The Texas Environmental Quality Commission had "not detected an immediate health problem at ground level" around the plant at noon Monday. The state was also seeking a specialized aircraft to monitor emissions at high altitudes.

The burning tanks contained naphtha and xylene, fuels used in gasoline and plastics, and toluene – a volatile liquid used in the manufacture of nail polish remover and paint thinner. Other tanks contained base oils commonly used as machine lubricants.

The firefighters sought to purge the naphtha from one of the tanks in order to deprive the fire of fuel.

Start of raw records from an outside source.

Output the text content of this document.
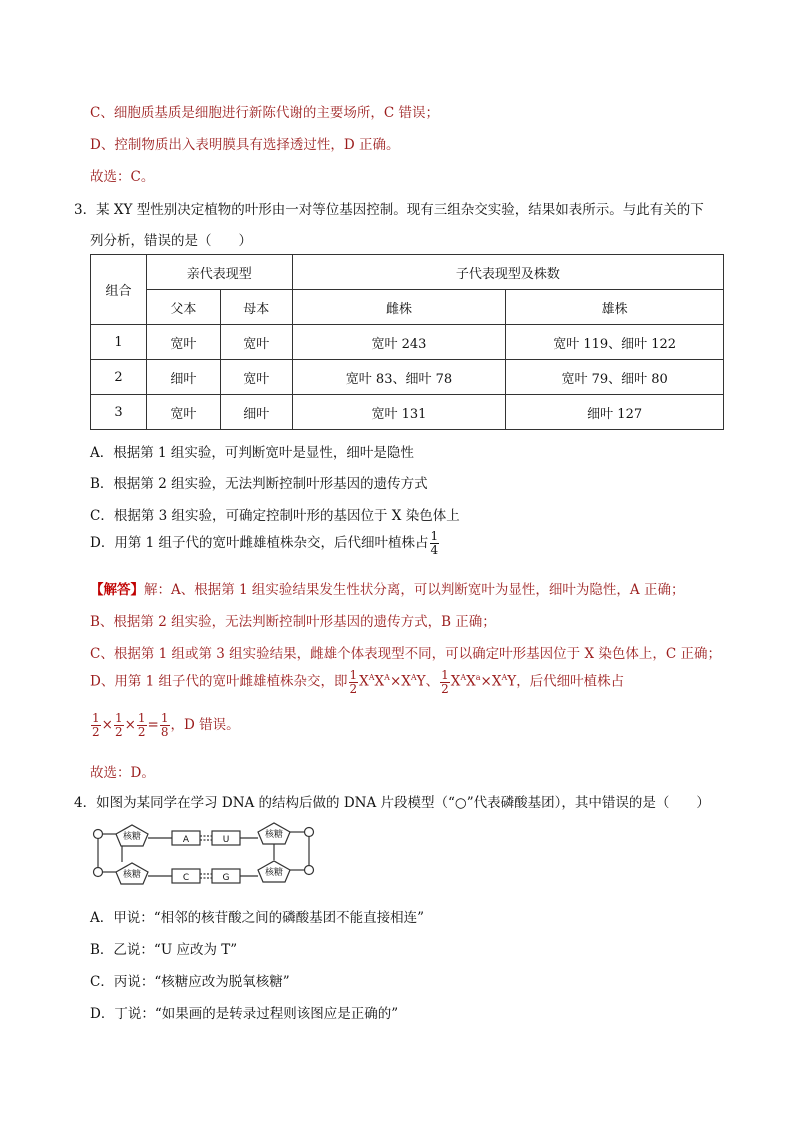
C、细胞质基质是细胞进行新陈代谢的主要场所，C 错误；
D、控制物质出入表明膜具有选择透过性，D 正确。
故选：C。
3．某 XY 型性别决定植物的叶形由一对等位基因控制。现有三组杂交实验，结果如表所示。与此有关的下
列分析，错误的是（　　）
组合	亲代表现型		子代表现型及株数	
	父本	母本	雌株	雄株
1	宽叶	宽叶	宽叶 243	宽叶 119、细叶 122
2	细叶	宽叶	宽叶 83、细叶 78	宽叶 79、细叶 80
3	宽叶	细叶	宽叶 131	细叶 127
A．根据第 1 组实验，可判断宽叶是显性，细叶是隐性
B．根据第 2 组实验，无法判断控制叶形基因的遗传方式
C．根据第 3 组实验，可确定控制叶形的基因位于 X 染色体上
D．用第 1 组子代的宽叶雌雄植株杂交，后代细叶植株占 $\frac{1}{4}$
【解答】解：A、根据第 1 组实验结果发生性状分离，可以判断宽叶为显性，细叶为隐性，A 正确；
B、根据第 2 组实验，无法判断控制叶形基因的遗传方式，B 正确；
C、根据第 1 组或第 3 组实验结果，雌雄个体表现型不同，可以确定叶形基因位于 X 染色体上，C 正确；
D、用第 1 组子代的宽叶雌雄植株杂交，即 $\frac{1}{2} X^AX^A\times X^AY$、 $\frac{1}{2} X^AX^a\times X^AY$，后代细叶植株占
$\frac{1}{2} \times \frac{1}{2} \times \frac{1}{2} = \frac{1}{8}$ ，D 错误。
故选：D。
4．如图为某同学在学习 DNA 的结构后做的 DNA 片段模型（“○”代表磷酸基团），其中错误的是（　　）
核糖
核糖
核糖
核糖
A	U
C	G
A．甲说：“相邻的核苷酸之间的磷酸基团不能直接相连”
B．乙说：“U 应改为 T”
C．丙说：“核糖应改为脱氧核糖”
D．丁说：“如果画的是转录过程则该图应是正确的”
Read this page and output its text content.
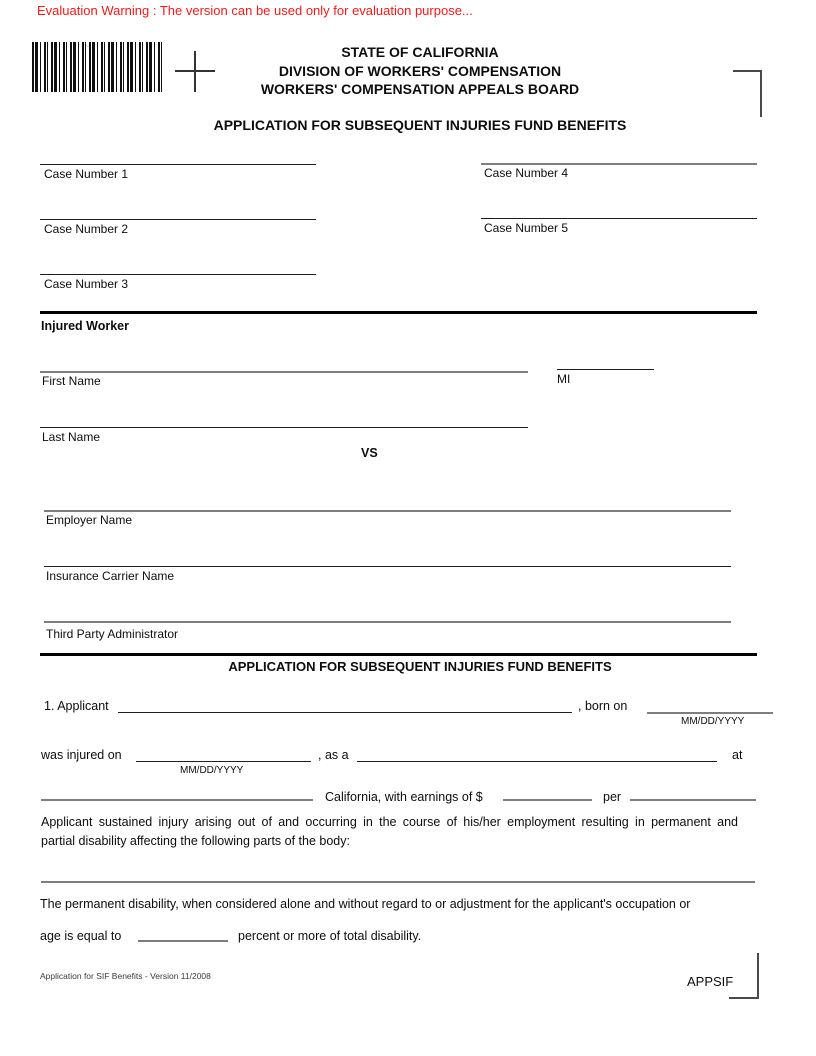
Evaluation Warning : The version can be used only for evaluation purpose...
STATE OF CALIFORNIA
DIVISION OF WORKERS' COMPENSATION
WORKERS' COMPENSATION APPEALS BOARD
APPLICATION FOR SUBSEQUENT INJURIES FUND BENEFITS
Case Number 1	Case Number 4
Case Number 2	Case Number 5
Case Number 3
Injured Worker
First Name	MI
Last Name
VS
Employer Name
Insurance Carrier Name
Third Party Administrator
APPLICATION FOR SUBSEQUENT INJURIES FUND BENEFITS
1. Applicant	, born on
MM/DD/YYYY
was injured on
MM/DD/YYYY
, as a	at
California, with earnings of $	per
Applicant sustained injury arising out of and occurring in the course of his/her employment resulting in permanent and
partial disability affecting the following parts of the body:
The permanent disability, when considered alone and without regard to or adjustment for the applicant's occupation or
age is equal to	percent or more of total disability.
Application for SIF Benefits - Version 11/2008	APPSIF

"It will probably be two days," said Ray Russell, chief communications officer for Channel Industries Mutual Aid, which coordinates firefighting services at Houston Ship Channel's facilities.

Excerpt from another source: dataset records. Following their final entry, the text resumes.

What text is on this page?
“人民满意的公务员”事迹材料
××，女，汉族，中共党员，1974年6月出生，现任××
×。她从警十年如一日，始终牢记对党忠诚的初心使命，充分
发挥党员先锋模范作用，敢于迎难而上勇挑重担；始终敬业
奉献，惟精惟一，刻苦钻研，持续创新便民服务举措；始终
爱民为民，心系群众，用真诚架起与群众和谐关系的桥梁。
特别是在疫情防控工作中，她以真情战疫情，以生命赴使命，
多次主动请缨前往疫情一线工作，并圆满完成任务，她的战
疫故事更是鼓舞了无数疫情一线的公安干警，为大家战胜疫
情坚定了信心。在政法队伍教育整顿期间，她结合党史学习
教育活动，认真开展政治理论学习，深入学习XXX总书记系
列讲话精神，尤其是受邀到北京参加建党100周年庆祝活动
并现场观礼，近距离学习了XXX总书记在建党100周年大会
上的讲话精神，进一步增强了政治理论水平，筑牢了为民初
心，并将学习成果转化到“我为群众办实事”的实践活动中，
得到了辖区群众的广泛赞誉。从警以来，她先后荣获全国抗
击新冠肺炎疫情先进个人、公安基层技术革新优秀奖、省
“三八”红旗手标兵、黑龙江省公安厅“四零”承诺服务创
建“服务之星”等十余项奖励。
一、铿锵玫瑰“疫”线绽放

"The tank is going to have to burn," he said at a press briefing.

The fire had little impact on the price of regular gasoline delivered Monday on the Colonial Pipeline, which carries fuel from the US Gulf Coast to the US states. # 39;.

The naphtha tank ignited for the first time as a result of a leak in a pipe and the flames spread to nearby tanks, ITC reported Monday. to a Texas regulator. His report does not say why the leak caught fire.

A plume of smoke rises from a petrochemical fire at the Intercontinental Terminals Company, in Deer Park, Texas on March 18, 2019.David J. Phillip / AP

Officials at the Deer Park School (population 32,000) and the neighboring town of La Porte (Texas), with about 34,000 residents, suspended their classes on Monday and told employees not to go to school. job.

Tanks containing naphtha and xylene, petrochemicals used to make gasoline and burned early Monday, said ITC officials.

The six tanks still in flames are surrounded by nine other storage tanks in a spill containment dam. Firefighters used a fire retardant on nearby tanks to limit the spread of fire.

Vessels continued to transit the 50-kilometer canal, which is part of the Houston port linking refineries and chemical plants in Houston and Texas City to the Gulf of Mexico.

"There was no impact on the shipping traffic other than the two terminals," said JJ Plunkett, Houston Pilots Harbor Officer, whose members guide ships into and out of the canal. . The access of ships to the wharves at ITC and Vopak terminals has been restricted by the US Coast Guard, he said.

The atmospheric emissions tests detected the presence of a volatile organic compound six miles from the facility. Levels were lower than those considered dangerous, said ITC.